Ce mardi, une spectaculaire manifestation a eu lieu au Bangladesh avec environ 40 000 personnes, selon la police, pour appeler au boycott des produits français. C’est un parti islamiste qui appelait au rassemblement, durant lequel une effigie d’Emmanuel Macron a été brûlée. La police a stoppé la marche avant qu’elle n’arrive jusqu’à l’ambassade de France à Dacca. Les manifestants se sont ensuite dispersés sans heurt.

À Amman, en Jordanie, un sit-in est prévu ce mardi après-midi devant l’Ambassade de France. Un appel à manifester a également été lancé à Ramallah, en Territoires palestiniens occupés. Lundi, c’est devant l’Ambassade de France à Bagdad en Irak, qu’une centaine de manifestants s’étaient donné rendez-vous pour protester contre la position de Paris. Un drapeau français avait notamment été brûlé.

En Iran,  l’un des diplomates français en poste à Téhéran a été convoqué au ministère iranien des Affaires étrangères. La République islamique juge « inacceptable le comportement des autorités françaises qui ont “heurté les sentiments de millions de musulmans » ».

Les propos du mufti de Tchétchénie contre Macron

En Tchétchénie, le mufti de la petite république russe accuse le président français de « terrorisme » et d’incitation à la violence. Ce sont des mots très violents publiés sur les réseaux sociaux par la plus haute autorité religieuse de Tchétchénie, rapporte notre correspondant à Moscou, Daniel Vallot.

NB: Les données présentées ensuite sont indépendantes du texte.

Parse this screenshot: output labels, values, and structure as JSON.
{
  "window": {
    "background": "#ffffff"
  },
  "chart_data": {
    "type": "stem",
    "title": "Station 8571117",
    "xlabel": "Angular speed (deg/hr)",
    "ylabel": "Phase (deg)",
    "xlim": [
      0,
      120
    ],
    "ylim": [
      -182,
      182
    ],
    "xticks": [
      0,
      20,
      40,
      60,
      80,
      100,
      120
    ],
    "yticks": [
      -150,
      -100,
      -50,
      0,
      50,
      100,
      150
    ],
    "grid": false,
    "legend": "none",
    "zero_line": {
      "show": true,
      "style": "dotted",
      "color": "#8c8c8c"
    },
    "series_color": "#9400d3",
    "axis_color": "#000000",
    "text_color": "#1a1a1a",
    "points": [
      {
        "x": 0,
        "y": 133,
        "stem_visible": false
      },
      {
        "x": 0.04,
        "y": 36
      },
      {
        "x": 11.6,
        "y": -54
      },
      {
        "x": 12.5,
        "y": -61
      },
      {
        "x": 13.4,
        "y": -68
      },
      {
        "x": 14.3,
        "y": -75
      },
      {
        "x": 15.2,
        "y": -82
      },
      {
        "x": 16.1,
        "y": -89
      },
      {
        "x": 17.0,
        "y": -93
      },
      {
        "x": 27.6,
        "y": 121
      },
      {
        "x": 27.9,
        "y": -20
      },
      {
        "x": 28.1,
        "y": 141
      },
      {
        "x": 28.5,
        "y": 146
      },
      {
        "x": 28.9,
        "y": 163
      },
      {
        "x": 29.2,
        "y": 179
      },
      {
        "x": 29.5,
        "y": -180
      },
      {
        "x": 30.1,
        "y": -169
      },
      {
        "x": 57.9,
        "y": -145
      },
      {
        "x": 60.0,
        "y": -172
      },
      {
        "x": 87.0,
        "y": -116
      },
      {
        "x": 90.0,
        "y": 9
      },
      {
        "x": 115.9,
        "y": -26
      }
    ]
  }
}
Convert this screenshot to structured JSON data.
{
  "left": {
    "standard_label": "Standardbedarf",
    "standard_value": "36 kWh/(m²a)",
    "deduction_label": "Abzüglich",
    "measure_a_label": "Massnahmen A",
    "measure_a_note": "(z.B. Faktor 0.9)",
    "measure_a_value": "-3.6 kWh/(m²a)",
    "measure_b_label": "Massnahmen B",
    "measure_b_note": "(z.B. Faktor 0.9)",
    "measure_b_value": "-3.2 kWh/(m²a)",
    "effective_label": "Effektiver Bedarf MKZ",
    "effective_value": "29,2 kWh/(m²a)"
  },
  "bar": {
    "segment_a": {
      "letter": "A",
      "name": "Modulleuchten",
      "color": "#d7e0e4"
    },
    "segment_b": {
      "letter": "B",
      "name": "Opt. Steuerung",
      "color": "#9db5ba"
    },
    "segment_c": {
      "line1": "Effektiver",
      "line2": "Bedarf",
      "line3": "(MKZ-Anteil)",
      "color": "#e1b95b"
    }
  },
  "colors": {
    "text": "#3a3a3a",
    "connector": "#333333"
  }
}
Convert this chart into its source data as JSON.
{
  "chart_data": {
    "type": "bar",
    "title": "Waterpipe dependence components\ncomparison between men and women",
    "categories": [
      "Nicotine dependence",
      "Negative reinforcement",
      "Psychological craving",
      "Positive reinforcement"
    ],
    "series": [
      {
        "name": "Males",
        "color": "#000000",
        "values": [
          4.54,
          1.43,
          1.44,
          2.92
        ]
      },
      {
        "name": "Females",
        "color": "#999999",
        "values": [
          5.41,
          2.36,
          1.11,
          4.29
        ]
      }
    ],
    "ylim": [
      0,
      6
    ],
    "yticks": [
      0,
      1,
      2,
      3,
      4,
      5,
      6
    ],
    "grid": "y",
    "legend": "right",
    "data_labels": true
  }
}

Le mufti Salakh-Khadji Mejiev accuse Emmanuel Macron d’être devenu le « terroriste numéro un au monde » et d’avoir insulté l’ensemble des musulmans. Pour le Mufti, le président français aurait dû condamner les actions de Samuel Paty, et a choisi au contraire « d’en faire un héros national ». Le dignitaire lui reproche également, à tort, d’avoir ordonné l’accrochage des caricatures de Mahomet sur tous les édifices publics français. Par cet acte « irresponsable », estime le Mufti, Emmanuel Macron attise les tensions et s’en prend directement à l’Islam, ce qui pourrait avoir pour résultat « de nouvelles victimes ».

Salakh Khadji-Mejiev n’est pas seulement le plus haut dignitaire religieux de Tchétchénie, il est également le conseiller de Ramzan Kadyrov. Le dirigeant tchétchène a lui-même condamné l’assassinat de Samuel Paty, mais il a insisté sur la responsabilité de la France dans la mort du professeur d’histoire. En janvier 2015, après la tuerie de Charlie Hebdo, Ramzan Kadyrov avait mobilisé dans la rue des centaines de milliers de personnes, non pas pour protester contre la mort des journalistes français, mais pour dénoncer les insultes faites à l’Islam.

Un boycott qui divise en Malaisie

En Malaisie, le parti islamiste a ainsi appelé aux boycotts des produits français, tandis que le ministre des Affaires religieuses a lui préférer citer les messages de paix proférés du Coran.

C’est le Parti Islamique malaisien qui a le premier pris la parole, explique notre correspondante à Kualu Lumpur, Gabrielle Maréchaux. Devant l’ambassade de France, les dirigeants de la troisième force politique du pays, actuellement membre de la coalition au pouvoir ont appelé au boycott des produits français et à la mobilisation en ligne des musulmans de Malaisie.

Quelques instants plus tard, le ministre des Affaires religieuses ripostait à son tour, en postant sur ses réseaux sociaux une lettre envoyée à l’ambassadeur de France. C’est en citant le Coran « Quiconque tuerait une personne, c’est comme s’il avait tué tous les hommes » qu’il commence, avant de poursuivre en invitant le diplomate à profiter du calendrier religieux actuel, avec la commémoration de l’anniversaire du prophète ce jeudi, pour se renseigner sur le message de celui-ci, en lisant par exemple le livre consacré à Mahomet qu’il lui envoie.

Aucun appel au boycott donc dans les propos du ministre ni dans ceux du chef de l’opposition, Anwar Ibrahim. Ce dernier a assuré porter le deuil de Samuel Paty et de toutes les victimes du terrorisme avant d’ajouter qu’il était cependant offensé par les propos du président français qui parlait d’islam en crise dans le monde entier.

En Arabie saoudite, il y a des critiques plus feutrées, dans un communiqué le pays estime que « la liberté d’expression et la culture devraient être les phares du respect, de la tolérance et de la paix ».